Ein Container ist – laut Definition – ein „Großraumbehälter, der ein einfaches und schnelles Verladen, Befördern, Lagern und Entladen ermöglicht“. Im Falle von Alexander Kluges „Russland-Kontainer“ (absichtlich mit K statt mit C geschrieben, als optische Annäherung an das russische Vokabular) handelt es sich um einen gut 430 Seiten starken Behälter, der assoziativ und ohne inneren Zusammenhang Texte, Zitate, Gedanken und Bildelemente zu nichts geringerem als dem Riesenreich Russland transportiert, um – wie Kluge schreibt – seinem eigenen Land näher zu kommen.

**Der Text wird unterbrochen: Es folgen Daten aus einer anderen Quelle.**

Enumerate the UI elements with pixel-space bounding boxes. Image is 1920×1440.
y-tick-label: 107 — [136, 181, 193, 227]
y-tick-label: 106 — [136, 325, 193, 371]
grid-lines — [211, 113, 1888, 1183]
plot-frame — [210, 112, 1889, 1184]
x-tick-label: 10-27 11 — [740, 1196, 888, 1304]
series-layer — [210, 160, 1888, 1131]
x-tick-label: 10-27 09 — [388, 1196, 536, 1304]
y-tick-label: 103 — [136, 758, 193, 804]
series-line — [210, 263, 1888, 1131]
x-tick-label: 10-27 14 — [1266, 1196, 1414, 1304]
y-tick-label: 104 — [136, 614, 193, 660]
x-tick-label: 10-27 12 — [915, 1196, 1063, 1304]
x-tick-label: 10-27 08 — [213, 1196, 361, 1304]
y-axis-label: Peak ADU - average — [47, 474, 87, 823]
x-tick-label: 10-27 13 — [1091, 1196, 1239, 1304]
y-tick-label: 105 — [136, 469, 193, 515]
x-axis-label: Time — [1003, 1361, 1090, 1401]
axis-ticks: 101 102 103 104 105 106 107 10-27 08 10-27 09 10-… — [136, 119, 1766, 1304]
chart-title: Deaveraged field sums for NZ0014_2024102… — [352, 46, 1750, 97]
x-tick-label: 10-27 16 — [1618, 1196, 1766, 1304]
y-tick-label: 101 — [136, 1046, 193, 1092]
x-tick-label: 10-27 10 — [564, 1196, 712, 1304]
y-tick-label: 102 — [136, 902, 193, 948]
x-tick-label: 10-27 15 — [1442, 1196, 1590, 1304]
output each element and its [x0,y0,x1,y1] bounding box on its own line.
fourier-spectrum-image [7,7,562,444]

Kluges breit aufgestellte poetisch-literarische Fähigkeiten und sein vielfältiges Angebot an Genres umfassen eine enorme Spannweite an Erzähl-Stücken, um sich dem gigantischen Land anzunähern. Dabei werden viele Strukturen des „Schöner-Scheiterns“ und der „unfreiwilligen Komik“ sichtbar. Kluges Berichtelemente reichen von Winterwüste bis Zirkus, von Zar Alexander bis Antropow. Und immer wieder Weltraum, eines der wichtigsten Forschungsthemen der ehemaligen UdSSR und als Oben-Unten-Bild das Paradebeispiel unserer menschlichen Hybris. Denn Bild und Bildwerke (also Filme) hat es natürlich auch zur Genüge in Alexander Kluges „Kontainer“. Im Anhang kann man sich über QR-Codes mit Filmen und Filmschnipseln aus Kluges filmischem Œuvre versorgen. Auch wenn schon einige Texte und Erzählstücke in seinen älteren Werken aufgeschienen sind – wie zum Beispiel „Kongs große Stunde“ von 2015 –, fragt man sich unweigerlich, wo mag er, der 88-jährige Wahlmünchner, nur all die Fundstücke her haben? Eine Wundertüte.

Alexander Kluge: Russland-Kontainer.
Mitarbeit: Thomas Combrink.
436 S., gebunden, Suhrkamp Verlag, Berlin 2020.